Narrated by Oliver Postgate
Country of origin UK
No. of episodes 13
Broadcast
Original channel BBC1
Original airing 12 February 1974

Bagpuss is a UK children's television series, made by Peter Firmin and Oliver Postgate. The series of 13 episodes was first broadcast from 12 February 1974[1] to 7 May 1974 through their company Smallfilms. The title character was "an old, saggy cloth cat, baggy, and a bit loose at the seams".[2] Although only 13 episodes were made, it remains fondly remembered,[3] and was frequently repeated in the UK for 13 years.[4] In 1999 Bagpuss topped a BBC poll for the UK's favourite children's TV programme.

Format[edit]

Each programme began in the same way: through a series of sepia photographs, the viewer is told of a little girl named Emily (played by Emily Firmin, the daughter of illustrator Firmin),[5] who owned a shop. Emily found lost and broken things and displayed them in the window, so their owners could come and collect them; the shop did not sell anything. She would leave the object in front of her favourite stuffed toy, the large, saggy, pink and white striped cat named Bagpuss, originally intended by Firmin to be a retired Indian Army cat who entertained children in the hospital with his "visible" thoughts appearing in a "thinks bubble" above his head. When Postgate and Firmin were asked to develop this character for a BBC programme Postgate placed him in the shop with other characters and his "thinks bubble" became a way to illustrate the stories and mend or explore the objects that Emily had found. Emily then recited a verse:[2]

Bagpuss, dear Bagpuss
Old Fat Furry Catpuss
Wake up and look at this thing that I bring
Wake up, be bright, be golden and light
Bagpuss, oh hear what I sing

When Emily had left, Bagpuss woke up. The programme shifted from sepia to colour stop motion film, and various toys in the shop came to life: Gabriel the toad (who, unlike most Smallfilms characters, could move by a special device beneath his can without the use of stop motion animation) and a rag doll called Madeleine. The wooden woodpecker bookend became the drily academic Professor Yaffle (based on the philosopher Bertrand Russell, whom Postgate had once met),[6] while the mice carved on the side of the "mouse organ" (a small mechanical pipe organ that played rolls of music) woke up and scurried around, singing in high-pitched voices. Sandra Kerr and John Faulkner provided the voices of Madeleine and Gabriel respectively, and put together and performed all the proper songs. All the other voices (including the narrator and one out-of-tune mouse) were provided by Postgate, who also wrote the stories.

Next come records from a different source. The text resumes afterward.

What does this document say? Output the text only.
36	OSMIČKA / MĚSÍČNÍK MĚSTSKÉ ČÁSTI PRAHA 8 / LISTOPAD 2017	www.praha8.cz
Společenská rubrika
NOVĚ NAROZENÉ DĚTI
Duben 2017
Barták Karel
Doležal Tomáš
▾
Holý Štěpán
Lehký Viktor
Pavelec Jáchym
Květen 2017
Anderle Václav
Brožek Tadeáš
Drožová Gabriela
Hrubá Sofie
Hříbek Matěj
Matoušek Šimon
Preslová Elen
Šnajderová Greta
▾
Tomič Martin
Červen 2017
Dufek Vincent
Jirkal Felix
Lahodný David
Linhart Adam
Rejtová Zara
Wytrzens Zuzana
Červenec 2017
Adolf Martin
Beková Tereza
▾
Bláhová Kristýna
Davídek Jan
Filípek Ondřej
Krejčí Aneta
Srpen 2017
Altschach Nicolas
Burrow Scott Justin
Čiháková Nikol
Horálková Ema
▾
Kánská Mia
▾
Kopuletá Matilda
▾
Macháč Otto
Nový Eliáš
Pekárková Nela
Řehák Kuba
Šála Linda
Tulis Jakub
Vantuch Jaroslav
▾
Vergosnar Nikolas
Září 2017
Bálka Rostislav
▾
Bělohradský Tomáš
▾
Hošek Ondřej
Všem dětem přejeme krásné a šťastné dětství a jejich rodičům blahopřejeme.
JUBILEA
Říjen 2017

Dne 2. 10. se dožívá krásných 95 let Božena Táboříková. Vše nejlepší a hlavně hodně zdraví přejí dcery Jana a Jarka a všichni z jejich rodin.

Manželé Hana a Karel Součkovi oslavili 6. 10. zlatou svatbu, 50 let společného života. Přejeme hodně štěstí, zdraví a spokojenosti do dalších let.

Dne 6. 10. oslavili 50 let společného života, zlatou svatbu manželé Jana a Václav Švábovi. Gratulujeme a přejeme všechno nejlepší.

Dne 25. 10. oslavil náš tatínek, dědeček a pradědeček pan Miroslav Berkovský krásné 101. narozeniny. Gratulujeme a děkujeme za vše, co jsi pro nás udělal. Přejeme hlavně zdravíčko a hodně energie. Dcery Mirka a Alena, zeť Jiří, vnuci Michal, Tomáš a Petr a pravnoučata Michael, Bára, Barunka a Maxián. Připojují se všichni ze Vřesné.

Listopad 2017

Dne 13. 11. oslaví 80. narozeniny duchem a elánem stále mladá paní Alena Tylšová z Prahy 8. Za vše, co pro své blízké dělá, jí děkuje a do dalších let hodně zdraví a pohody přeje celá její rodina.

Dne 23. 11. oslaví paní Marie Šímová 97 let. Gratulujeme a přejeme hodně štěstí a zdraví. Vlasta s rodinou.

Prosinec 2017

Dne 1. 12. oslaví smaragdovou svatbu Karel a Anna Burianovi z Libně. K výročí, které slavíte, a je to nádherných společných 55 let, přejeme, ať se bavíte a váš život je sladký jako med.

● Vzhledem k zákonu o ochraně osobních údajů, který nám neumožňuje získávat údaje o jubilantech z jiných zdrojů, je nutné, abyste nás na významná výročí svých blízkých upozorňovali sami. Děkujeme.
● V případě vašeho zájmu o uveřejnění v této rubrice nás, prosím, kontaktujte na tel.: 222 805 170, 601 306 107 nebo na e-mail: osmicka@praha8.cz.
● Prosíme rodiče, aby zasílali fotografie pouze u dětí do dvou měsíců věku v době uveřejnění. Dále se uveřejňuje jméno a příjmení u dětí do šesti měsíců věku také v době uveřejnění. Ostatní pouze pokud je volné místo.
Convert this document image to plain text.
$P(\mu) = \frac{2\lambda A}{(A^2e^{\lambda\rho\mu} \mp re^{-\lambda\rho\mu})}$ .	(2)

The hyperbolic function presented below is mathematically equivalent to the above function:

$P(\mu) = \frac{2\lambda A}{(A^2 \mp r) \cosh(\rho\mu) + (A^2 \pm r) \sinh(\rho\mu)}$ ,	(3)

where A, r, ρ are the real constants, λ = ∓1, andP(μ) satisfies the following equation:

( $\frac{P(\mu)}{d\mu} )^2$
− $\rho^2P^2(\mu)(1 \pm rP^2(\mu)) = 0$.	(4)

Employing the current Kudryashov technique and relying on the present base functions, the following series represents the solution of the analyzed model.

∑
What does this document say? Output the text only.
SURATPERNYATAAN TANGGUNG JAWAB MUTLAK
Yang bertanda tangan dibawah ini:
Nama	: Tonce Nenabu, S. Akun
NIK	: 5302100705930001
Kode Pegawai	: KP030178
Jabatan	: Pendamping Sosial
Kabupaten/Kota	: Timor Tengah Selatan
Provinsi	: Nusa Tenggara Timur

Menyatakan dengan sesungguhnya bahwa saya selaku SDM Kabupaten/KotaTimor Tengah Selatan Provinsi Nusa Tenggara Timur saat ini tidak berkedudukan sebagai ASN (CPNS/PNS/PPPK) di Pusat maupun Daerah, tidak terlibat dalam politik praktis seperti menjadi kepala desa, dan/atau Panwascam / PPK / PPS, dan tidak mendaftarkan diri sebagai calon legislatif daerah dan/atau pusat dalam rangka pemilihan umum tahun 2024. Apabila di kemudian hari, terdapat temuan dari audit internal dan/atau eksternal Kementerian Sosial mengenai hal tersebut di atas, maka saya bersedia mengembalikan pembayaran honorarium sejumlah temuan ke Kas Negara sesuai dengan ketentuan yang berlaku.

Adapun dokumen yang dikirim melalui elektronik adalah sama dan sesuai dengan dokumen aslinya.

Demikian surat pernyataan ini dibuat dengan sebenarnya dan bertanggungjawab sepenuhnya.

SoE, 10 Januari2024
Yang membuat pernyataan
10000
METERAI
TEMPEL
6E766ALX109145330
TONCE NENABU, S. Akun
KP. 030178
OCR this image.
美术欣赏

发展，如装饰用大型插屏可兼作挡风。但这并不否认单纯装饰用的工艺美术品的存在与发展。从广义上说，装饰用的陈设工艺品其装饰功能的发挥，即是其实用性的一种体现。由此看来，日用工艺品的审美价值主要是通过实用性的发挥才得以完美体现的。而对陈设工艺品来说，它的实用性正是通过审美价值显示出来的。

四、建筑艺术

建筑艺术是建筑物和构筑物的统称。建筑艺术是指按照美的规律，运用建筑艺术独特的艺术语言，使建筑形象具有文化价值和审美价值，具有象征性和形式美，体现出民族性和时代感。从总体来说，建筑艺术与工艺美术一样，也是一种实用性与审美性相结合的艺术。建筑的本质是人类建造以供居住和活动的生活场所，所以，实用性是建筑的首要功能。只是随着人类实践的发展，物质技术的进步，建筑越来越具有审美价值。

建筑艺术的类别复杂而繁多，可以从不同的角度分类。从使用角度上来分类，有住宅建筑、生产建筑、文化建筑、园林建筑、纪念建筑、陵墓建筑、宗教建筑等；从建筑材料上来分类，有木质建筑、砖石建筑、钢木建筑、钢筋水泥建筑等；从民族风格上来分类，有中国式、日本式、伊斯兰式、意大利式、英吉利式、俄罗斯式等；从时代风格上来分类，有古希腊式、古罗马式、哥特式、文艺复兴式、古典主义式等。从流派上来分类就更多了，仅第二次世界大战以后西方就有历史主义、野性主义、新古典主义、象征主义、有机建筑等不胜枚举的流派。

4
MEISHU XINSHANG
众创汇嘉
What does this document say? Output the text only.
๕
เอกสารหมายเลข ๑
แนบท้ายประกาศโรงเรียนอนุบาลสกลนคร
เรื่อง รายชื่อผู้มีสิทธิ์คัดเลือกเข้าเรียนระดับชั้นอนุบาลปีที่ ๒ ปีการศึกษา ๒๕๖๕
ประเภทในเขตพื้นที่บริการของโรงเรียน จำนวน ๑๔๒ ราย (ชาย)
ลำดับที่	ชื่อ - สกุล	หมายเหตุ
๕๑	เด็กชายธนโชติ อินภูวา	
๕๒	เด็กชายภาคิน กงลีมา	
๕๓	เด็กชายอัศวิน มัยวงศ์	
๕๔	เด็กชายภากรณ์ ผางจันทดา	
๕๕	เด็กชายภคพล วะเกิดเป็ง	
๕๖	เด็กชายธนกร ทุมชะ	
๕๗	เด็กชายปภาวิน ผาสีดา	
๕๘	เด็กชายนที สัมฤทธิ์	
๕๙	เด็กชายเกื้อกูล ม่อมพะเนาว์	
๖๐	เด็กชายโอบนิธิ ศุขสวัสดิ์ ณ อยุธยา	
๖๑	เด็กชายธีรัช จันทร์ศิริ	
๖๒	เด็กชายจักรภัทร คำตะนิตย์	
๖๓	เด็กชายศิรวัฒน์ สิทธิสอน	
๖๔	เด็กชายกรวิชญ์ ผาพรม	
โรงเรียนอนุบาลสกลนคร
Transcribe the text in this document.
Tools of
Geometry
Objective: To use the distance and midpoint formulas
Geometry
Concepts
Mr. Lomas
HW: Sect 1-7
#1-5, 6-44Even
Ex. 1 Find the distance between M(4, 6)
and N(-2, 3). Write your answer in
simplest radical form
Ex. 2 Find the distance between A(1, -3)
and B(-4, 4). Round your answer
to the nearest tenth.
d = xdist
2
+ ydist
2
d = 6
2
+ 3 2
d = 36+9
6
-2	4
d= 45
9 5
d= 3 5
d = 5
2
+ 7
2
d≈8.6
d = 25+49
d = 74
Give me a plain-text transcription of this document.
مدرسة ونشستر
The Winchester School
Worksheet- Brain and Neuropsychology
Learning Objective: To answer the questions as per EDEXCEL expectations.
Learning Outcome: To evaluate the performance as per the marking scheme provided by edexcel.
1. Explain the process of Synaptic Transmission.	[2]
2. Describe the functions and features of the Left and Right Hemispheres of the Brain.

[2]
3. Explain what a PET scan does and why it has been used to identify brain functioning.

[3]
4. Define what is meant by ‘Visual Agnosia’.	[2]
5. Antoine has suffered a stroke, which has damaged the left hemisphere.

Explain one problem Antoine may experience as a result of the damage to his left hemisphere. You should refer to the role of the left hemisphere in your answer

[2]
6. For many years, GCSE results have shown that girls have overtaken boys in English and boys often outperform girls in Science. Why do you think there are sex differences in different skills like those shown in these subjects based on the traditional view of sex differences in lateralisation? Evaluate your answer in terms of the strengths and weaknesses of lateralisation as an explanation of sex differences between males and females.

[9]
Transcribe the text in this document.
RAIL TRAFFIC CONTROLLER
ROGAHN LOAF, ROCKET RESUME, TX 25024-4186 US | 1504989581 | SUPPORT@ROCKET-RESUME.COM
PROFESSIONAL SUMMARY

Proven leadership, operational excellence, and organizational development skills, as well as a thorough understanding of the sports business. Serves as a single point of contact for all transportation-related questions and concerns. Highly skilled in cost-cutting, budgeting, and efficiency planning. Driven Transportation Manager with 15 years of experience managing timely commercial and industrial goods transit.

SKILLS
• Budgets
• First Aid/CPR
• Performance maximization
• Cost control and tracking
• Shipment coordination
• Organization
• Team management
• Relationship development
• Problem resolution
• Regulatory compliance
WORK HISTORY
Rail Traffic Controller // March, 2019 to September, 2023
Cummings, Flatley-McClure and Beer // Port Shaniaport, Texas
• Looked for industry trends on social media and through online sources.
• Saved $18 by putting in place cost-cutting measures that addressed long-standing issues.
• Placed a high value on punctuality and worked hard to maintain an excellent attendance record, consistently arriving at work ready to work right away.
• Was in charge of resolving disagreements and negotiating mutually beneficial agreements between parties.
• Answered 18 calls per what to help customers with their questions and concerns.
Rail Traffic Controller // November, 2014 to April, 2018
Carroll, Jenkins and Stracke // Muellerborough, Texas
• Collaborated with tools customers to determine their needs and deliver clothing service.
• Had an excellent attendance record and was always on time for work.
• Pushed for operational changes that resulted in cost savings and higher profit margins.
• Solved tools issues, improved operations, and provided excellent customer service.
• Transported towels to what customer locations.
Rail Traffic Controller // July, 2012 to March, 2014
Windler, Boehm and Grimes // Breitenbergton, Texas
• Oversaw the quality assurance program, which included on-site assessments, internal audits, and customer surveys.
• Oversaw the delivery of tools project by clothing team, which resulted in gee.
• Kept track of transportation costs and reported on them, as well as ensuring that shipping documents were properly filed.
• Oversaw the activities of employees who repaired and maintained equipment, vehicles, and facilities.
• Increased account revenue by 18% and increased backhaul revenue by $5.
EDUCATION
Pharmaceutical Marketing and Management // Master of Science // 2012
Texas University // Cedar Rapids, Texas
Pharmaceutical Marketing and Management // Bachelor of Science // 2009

The toys discussed what the new object was; someone (usually Madeleine) would tell a story related to the object (shown in an animated thought bubble over Bagpuss's head), often with a song, accompanied by Gabriel on the banjo (which often sounded a lot more like a guitar), and then the mice, singing in high-pitched squeaky harmony to the tune of Sumer Is Icumen In as they worked, mended the broken object. The newly mended thing was then be put in the shop window, so that whoever had lost it would see it as they went past, and could come in and claim it. Then Bagpuss would start yawning again, and as he fell asleep the narrator would speak as the colour faded to sepia and they all became toys again.

And so their work was done.
Bagpuss gave a big yawn and settled down to sleep
And, of course, when Bagpuss goes to sleep,
All his friends go to sleep too.
The mice were ornaments on the mouse organ.
Gabriel and Madeleine were just dolls.
And Professor Yaffle was a carved, wooden bookend in the shape of a woodpecker.
Even Bagpuss himself, once he was asleep, was just an old, saggy cloth cat,
Baggy, and a bit loose at the seams,
But Emily loved him.

Title sequence[edit]

The scene is set at the turn of the 20th century, with Emily Firmin playing the part of the Victorian child Emily.[7] The first antique village vignette is a cropped image of Horrabridge taken in 1898,[8] and the shop window was at the Firmin family home in Blean.[3]

Episodes[edit]

The titles of the episodes each refer in some way to the object Emily found.[9]

 Episode  Title Original airdate Summary
1  Ship in a Bottle   12 February 1974[1]   Some splints of wood are shaken out of a bottle by the mice. Bagpuss tells a story about mermaids and the magic repairs the model ship. The mice put it back into the bottle and raise the sails.
2  The Owls of Athens 19 February 1974   A dirty rag reveals a picture of an owl once cleaned. Madeleine recounts a story explaining why owls sound like they do. Gabriel recounts in song the story of a king who needed a cushion to sit on.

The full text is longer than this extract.